A review by Dr. Cherie Stabler and colleagues from the Diabetes Research Institute and the Department of Biomedical Engineering at the University of Miami, evaluated the engineering of bio-hybrid devices and encapsulation technologies that may aid in the success of islet transplants.

"A recent focus has been to redesign bio-hybrid devices that promote vascularization and effective nutrient delivery to prevent islet cell necrosis and at the same time minimize device volumes," said Stabler.

According to Stabler, one bio-hybrid design has been fabricated for pre-vascularization to afford maximum nutrient delivery and minimal exposure to inflammatory agents. At the same time, macrodevices, such as hollow fibers, have also been used for cell loading.

"The combination of these two treatments increased vascularization and blood flow around a bioartificial pancreas when compared to control implants," noted Stabler.

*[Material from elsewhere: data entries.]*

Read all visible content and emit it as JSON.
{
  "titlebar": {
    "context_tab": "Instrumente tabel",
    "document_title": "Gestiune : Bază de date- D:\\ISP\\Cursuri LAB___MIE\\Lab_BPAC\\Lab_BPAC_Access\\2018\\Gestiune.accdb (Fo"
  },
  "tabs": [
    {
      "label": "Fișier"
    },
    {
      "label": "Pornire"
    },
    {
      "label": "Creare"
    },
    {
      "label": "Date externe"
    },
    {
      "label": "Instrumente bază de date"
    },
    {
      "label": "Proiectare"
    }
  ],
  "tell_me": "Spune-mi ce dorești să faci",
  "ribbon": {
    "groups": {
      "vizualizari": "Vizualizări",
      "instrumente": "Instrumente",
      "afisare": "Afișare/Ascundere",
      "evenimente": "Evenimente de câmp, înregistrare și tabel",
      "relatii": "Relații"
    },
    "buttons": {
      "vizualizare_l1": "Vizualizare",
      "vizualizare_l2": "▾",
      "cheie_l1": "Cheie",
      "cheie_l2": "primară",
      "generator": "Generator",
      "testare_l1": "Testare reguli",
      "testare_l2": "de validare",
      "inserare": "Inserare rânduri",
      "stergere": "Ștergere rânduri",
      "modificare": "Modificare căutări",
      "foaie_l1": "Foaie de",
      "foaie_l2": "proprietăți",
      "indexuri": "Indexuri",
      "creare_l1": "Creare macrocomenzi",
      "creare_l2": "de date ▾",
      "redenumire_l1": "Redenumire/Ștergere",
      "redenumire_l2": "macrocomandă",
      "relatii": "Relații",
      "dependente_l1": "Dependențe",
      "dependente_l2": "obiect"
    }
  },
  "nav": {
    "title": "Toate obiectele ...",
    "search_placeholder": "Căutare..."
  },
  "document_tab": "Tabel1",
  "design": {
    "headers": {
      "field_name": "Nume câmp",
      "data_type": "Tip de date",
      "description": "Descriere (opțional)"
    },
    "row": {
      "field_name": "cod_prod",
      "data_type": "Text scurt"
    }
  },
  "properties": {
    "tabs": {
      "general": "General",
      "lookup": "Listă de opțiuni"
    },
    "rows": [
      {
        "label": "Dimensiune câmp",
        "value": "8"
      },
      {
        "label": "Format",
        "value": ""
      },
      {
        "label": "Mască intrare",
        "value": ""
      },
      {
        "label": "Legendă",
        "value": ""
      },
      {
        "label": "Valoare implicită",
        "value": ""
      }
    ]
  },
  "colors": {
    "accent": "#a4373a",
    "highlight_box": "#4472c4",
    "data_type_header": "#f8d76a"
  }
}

Encapsulation is also a technique for minimizing both immune response and the need for high dose immunosuppressive protocols. By coating the surface of the cell with semi-permeable biomaterial, the ability of host cells to recognize surface antigens on implanted cells is impaired and provides a barrier between the host and transplanted cells. Masking immune recognition also opens the possibility for xenotransplantation.

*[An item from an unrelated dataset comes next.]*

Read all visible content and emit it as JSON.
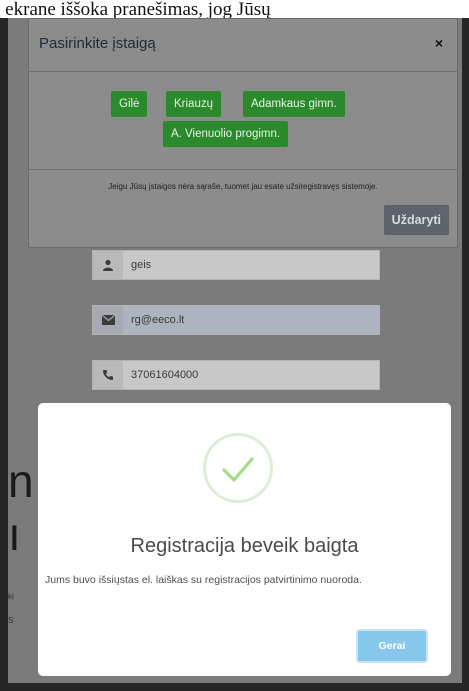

"Biomaterials used for encapsulation should be well-characterized, pharmaceutical grade and verified as pyrogen and endotoxin-free," explained Stabler. "It is critical to establish guidelines for generating capsules optimized for biocompatibility, immunoprotection and islet function."

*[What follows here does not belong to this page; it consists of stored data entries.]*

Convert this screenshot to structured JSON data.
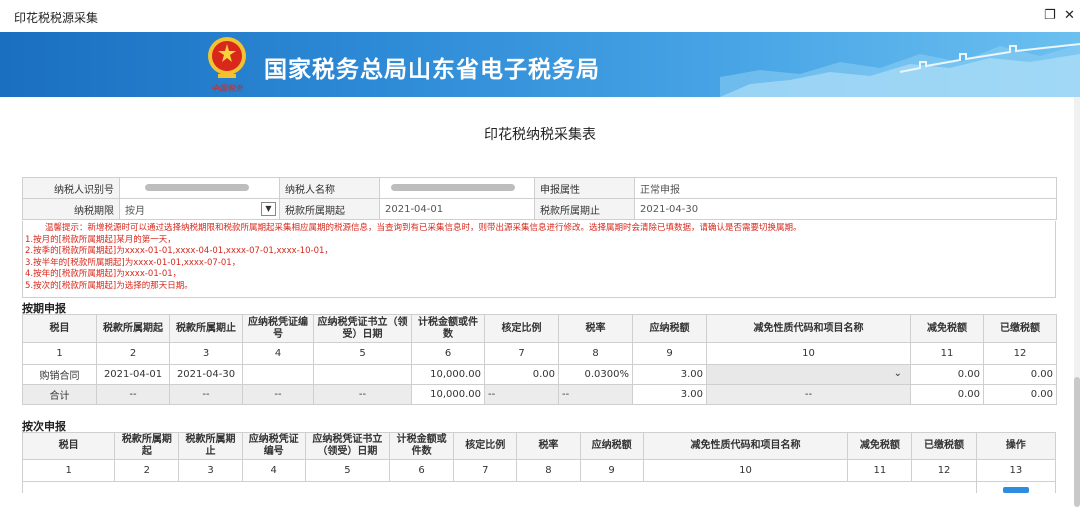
{
  "window": {
    "title": "印花税税源采集",
    "restore_glyph": "❐",
    "close_glyph": "✕"
  },
  "banner": {
    "title": "国家税务总局山东省电子税务局",
    "emblem_caption": "中国税务",
    "colors": {
      "left": "#1a6fc0",
      "right": "#6cc0f0"
    }
  },
  "page_title": "印花税纳税采集表",
  "info": {
    "taxpayer_id_label": "纳税人识别号",
    "taxpayer_name_label": "纳税人名称",
    "report_attr_label": "申报属性",
    "report_attr_value": "正常申报",
    "tax_period_label": "纳税期限",
    "tax_period_value": "按月",
    "period_start_label": "税款所属期起",
    "period_start_value": "2021-04-01",
    "period_end_label": "税款所属期止",
    "period_end_value": "2021-04-30"
  },
  "notice": {
    "lines": [
      "温馨提示：新增税源时可以通过选择纳税期限和税款所属期起采集相应属期的税源信息，当查询到有已采集信息时，则带出源采集信息进行修改。选择属期时会清除已填数据，请确认是否需要切换属期。",
      "1.按月的[税款所属期起]某月的第一天，",
      "2.按季的[税款所属期起]为xxxx-01-01,xxxx-04-01,xxxx-07-01,xxxx-10-01，",
      "3.按半年的[税款所属期起]为xxxx-01-01,xxxx-07-01，",
      "4.按年的[税款所属期起]为xxxx-01-01，",
      "5.按次的[税款所属期起]为选择的那天日期。"
    ]
  },
  "periodic": {
    "section_title": "按期申报",
    "headers": [
      "税目",
      "税款所属期起",
      "税款所属期止",
      "应纳税凭证编号",
      "应纳税凭证书立（领受）日期",
      "计税金额或件数",
      "核定比例",
      "税率",
      "应纳税额",
      "减免性质代码和项目名称",
      "减免税额",
      "已缴税额"
    ],
    "numbers": [
      "1",
      "2",
      "3",
      "4",
      "5",
      "6",
      "7",
      "8",
      "9",
      "10",
      "11",
      "12"
    ],
    "row": [
      "购销合同",
      "2021-04-01",
      "2021-04-30",
      "",
      "",
      "10,000.00",
      "0.00",
      "0.0300%",
      "3.00",
      "",
      "0.00",
      "0.00"
    ],
    "total": [
      "合计",
      "--",
      "--",
      "--",
      "--",
      "10,000.00",
      "--",
      "--",
      "3.00",
      "--",
      "0.00",
      "0.00"
    ]
  },
  "per_time": {
    "section_title": "按次申报",
    "headers": [
      "税目",
      "税款所属期起",
      "税款所属期止",
      "应纳税凭证编号",
      "应纳税凭证书立（领受）日期",
      "计税金额或件数",
      "核定比例",
      "税率",
      "应纳税额",
      "减免性质代码和项目名称",
      "减免税额",
      "已缴税额",
      "操作"
    ],
    "numbers": [
      "1",
      "2",
      "3",
      "4",
      "5",
      "6",
      "7",
      "8",
      "9",
      "10",
      "11",
      "12",
      "13"
    ]
  }
}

Researchers supported the use of the portal vein as a site for islet transplantation, but noted that there are issues with injecting encapsulated cells into the liver. Finally, the research team suggested decreasing capsule size to nano-scale and combining PEGylation coating of capsules with a layer of poly(ethylene) glycol molecules with low-dose immunosuppression to improve engraftment and long-term function.